Вырубив четыре шеста, привязали к ним шинели. Бойцы держали занавеси, а внутри еврей и белогвардеец светили доктору трофейными фонариками. Импровизированный госпиталь работал до глубокой ночи, женщины резали, вынимали из живого тела железо и свинец, шили, перевязывали. Уже давно скомандовали отбой, и красноармейцы провалились в черное тяжелое забытье без снов, уже клевали носами, спали стоя те, кто закрывал свет от вражеских глаз, когда медсестра заново перевязала Кошелева. Младший сержант замер, не шевелясь, пока девушка отмачивала заскорузлый от крови серый бинт, промывала рану.
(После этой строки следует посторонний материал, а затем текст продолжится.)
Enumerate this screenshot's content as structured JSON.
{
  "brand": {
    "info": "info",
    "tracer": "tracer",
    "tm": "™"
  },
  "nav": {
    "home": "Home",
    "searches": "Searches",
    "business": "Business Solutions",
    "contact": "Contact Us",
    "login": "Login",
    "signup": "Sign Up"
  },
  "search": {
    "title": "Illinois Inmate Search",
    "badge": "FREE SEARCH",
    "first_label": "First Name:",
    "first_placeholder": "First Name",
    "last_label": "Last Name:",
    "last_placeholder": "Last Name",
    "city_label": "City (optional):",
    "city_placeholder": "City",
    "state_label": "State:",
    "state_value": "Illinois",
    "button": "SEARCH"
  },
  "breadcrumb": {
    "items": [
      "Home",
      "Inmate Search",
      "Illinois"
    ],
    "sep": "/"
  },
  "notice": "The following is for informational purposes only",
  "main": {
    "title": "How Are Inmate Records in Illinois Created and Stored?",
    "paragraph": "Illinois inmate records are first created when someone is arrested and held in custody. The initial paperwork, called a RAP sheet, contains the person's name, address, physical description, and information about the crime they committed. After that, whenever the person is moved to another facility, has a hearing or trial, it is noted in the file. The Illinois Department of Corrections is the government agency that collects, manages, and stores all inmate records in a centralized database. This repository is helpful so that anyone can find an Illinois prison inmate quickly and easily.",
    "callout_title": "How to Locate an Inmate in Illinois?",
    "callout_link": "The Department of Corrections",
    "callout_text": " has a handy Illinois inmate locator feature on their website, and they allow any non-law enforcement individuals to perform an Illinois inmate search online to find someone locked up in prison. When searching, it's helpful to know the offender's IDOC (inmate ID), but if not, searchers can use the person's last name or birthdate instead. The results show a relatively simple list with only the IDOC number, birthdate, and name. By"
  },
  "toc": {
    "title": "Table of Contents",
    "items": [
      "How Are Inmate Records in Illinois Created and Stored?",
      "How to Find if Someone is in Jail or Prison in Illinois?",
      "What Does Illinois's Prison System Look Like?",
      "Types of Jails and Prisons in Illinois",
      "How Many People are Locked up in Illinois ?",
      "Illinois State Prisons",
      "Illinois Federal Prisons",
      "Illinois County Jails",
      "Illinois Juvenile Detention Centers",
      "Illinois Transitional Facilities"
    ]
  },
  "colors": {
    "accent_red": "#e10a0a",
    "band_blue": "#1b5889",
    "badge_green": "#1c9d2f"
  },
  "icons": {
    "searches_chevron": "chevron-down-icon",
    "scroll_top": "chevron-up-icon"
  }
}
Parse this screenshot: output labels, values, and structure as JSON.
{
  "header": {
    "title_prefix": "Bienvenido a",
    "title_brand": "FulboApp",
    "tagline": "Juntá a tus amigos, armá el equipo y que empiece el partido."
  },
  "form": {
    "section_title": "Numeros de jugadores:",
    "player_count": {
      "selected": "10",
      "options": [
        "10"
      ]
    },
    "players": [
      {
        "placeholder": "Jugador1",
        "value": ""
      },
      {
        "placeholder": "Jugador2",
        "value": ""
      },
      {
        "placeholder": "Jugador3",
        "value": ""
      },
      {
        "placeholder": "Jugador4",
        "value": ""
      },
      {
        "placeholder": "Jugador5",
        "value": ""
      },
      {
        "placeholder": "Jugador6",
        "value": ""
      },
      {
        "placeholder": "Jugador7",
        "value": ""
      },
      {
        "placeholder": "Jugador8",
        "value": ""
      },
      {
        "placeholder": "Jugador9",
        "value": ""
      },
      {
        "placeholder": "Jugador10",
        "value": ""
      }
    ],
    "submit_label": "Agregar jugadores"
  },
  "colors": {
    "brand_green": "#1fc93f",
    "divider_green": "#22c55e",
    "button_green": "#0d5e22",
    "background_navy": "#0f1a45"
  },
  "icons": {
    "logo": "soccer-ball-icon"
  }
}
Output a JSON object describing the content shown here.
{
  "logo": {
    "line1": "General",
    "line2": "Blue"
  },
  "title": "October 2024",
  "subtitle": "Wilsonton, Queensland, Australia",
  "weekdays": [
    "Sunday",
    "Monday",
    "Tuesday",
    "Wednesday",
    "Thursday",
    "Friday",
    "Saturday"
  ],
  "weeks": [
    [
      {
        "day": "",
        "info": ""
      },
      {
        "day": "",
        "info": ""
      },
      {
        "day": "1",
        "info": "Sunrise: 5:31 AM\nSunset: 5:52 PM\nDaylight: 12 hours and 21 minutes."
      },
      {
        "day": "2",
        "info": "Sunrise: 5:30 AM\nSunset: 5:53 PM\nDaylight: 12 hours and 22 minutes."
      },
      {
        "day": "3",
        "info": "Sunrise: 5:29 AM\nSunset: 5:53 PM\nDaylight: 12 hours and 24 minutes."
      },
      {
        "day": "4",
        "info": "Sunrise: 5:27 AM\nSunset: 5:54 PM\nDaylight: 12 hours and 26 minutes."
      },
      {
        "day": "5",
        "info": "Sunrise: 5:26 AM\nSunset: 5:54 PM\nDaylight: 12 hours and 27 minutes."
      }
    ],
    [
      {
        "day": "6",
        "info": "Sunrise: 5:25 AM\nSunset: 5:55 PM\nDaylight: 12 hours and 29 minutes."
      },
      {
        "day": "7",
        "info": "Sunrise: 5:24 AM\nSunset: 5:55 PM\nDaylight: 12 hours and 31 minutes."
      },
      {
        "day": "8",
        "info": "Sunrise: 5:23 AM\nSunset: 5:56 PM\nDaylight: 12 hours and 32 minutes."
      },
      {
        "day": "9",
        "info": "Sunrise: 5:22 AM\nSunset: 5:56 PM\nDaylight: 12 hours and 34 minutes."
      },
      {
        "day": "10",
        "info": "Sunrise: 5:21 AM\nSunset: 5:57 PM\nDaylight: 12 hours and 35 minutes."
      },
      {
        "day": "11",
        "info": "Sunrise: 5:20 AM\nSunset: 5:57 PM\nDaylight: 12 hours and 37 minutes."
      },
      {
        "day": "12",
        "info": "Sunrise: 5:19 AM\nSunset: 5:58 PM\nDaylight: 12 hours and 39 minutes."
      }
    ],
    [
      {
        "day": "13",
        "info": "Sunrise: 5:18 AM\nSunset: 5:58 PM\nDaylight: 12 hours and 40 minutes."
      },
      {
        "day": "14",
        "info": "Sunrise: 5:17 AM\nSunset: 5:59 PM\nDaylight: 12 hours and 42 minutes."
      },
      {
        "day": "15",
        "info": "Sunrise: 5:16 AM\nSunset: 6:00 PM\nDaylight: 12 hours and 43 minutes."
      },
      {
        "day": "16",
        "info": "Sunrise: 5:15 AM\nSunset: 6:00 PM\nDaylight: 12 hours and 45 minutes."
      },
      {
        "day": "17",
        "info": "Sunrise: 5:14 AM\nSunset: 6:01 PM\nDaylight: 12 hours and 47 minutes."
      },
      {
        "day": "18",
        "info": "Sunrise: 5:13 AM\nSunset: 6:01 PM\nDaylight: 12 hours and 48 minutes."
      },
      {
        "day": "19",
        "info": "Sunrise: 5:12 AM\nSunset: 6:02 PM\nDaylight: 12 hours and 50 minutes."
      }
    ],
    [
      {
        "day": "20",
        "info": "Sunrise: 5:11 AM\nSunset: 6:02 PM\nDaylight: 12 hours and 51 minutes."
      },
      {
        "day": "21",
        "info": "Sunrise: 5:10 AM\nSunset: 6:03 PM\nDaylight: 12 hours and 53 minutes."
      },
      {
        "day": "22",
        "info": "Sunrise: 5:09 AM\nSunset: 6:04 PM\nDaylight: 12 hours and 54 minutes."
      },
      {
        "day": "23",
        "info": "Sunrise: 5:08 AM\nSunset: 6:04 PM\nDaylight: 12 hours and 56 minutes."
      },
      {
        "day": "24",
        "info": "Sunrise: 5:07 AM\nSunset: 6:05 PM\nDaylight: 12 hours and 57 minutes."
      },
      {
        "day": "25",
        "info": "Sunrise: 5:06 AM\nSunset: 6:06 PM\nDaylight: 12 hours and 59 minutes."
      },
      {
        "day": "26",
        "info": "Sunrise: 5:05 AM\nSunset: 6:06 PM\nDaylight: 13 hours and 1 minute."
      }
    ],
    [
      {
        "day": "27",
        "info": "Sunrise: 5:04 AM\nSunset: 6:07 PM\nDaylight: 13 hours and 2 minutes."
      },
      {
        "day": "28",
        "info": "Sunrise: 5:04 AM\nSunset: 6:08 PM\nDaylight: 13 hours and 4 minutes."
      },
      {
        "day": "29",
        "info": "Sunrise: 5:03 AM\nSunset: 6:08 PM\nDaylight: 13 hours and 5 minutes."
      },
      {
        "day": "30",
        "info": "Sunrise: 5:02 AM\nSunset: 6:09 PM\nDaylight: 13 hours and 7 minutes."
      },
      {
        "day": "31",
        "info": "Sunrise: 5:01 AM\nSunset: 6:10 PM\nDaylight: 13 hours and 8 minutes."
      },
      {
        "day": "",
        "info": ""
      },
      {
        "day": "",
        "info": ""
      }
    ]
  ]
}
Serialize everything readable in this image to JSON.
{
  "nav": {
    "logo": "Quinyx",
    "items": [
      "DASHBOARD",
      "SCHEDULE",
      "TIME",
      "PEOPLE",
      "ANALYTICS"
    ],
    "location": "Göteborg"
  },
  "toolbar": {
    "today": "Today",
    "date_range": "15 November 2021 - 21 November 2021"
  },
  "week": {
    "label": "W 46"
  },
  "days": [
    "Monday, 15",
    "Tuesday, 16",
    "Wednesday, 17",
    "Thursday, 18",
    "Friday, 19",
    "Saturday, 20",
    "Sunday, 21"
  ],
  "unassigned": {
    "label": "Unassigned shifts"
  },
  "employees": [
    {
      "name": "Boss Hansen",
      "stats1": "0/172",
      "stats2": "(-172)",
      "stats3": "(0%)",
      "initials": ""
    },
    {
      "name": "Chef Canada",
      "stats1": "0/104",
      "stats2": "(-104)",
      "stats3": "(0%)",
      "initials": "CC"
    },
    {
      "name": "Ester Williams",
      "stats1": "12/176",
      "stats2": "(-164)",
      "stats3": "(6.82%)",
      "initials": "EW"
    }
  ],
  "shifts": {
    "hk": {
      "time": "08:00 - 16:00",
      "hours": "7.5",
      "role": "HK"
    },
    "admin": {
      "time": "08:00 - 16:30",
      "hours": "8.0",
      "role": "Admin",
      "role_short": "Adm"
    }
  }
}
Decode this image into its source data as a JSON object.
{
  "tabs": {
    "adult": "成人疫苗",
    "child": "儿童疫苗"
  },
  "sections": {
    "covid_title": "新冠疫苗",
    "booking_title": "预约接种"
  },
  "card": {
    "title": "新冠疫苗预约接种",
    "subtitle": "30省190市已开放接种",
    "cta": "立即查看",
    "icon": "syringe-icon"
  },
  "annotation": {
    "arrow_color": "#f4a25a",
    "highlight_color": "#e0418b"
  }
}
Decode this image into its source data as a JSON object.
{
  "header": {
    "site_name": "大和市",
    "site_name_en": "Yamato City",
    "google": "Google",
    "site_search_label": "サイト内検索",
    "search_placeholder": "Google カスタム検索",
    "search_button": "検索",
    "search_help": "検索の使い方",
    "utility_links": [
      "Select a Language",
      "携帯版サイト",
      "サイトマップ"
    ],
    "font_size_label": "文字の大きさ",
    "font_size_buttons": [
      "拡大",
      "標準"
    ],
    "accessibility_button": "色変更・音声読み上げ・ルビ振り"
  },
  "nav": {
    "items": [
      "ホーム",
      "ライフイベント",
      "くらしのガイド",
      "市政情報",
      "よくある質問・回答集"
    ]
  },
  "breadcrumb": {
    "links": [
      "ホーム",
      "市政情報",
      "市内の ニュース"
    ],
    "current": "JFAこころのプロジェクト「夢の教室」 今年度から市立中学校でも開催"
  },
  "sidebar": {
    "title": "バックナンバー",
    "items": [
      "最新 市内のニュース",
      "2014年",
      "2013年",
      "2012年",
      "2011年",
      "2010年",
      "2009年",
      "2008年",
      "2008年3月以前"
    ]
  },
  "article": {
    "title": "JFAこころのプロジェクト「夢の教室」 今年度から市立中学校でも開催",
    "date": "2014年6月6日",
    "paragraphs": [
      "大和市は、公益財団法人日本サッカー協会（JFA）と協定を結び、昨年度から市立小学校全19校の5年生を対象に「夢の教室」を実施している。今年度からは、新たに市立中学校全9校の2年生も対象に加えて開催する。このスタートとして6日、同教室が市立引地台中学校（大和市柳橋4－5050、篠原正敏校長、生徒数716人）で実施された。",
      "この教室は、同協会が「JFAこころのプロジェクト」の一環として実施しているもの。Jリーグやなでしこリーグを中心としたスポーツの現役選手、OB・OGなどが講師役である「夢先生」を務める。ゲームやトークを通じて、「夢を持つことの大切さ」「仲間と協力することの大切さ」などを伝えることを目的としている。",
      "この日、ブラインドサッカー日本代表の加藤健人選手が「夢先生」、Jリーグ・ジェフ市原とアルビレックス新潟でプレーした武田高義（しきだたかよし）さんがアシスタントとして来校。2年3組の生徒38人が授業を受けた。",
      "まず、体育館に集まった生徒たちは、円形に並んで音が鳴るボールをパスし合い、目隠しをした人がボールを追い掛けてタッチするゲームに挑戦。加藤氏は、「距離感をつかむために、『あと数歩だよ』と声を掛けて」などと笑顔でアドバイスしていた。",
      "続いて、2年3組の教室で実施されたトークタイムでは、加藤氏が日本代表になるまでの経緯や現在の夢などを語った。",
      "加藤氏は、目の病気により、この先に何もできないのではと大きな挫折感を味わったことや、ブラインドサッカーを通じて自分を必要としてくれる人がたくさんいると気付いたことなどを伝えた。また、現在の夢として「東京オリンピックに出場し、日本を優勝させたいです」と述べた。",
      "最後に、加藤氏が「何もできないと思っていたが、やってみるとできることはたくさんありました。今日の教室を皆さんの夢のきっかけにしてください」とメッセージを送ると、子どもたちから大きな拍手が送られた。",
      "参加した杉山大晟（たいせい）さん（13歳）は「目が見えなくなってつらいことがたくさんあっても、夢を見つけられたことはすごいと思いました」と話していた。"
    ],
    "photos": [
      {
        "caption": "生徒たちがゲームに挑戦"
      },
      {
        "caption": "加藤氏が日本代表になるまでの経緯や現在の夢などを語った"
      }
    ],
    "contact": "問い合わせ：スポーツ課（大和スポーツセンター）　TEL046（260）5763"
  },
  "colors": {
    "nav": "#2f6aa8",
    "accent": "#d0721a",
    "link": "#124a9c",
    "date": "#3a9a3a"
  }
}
Ольга начала накладывать швы но студент сидел как каменный.
— Вы что, совсем не чувствуете боли? — устало спросила она, перерезая нитку и снова втыкая иглу в живое тело.
— Чувствую, — сдавленно ответил Кошелев, — но не кричать же…
— Разрешаю стонать. — Медсестра стянула края раны.
— Спасибо, потерплю, — прохрипел несостоявшийся филолог.
— Гордый, значит. — Завязать узел, обрезать нитку…
— Да нет, просто неудобно ы-ы — ы…
— Неудобно штаны через голову надевать, лучше стони, так легче.
— Предпочту остаться при своем мнении. — Несмотря на холод сентябрьской ночи, по лицу раненого катились капли пота.
— Два стежка осталось.
— Рад слышать.
Медсестра перевязала младшего сержанта чьей-то разорванной на полосы нательной рубахой. «Кому-то не придется переодеться в чистое», — подумал Кошелев.
— Ирина Геннадьевна, все, этот последний. — Медсестра повернулась к своей начальнице и всплеснула руками: — Ну, горе вы мое…
Богушева сидела на коленях, свесив голову на грудь, инструменты, которые она начала было собирать, тускло поблескивали в свете фонариков.
— Она уж минут пять так сидит, — прошептал Гольдберг, — я решил, задумалась о чем-то.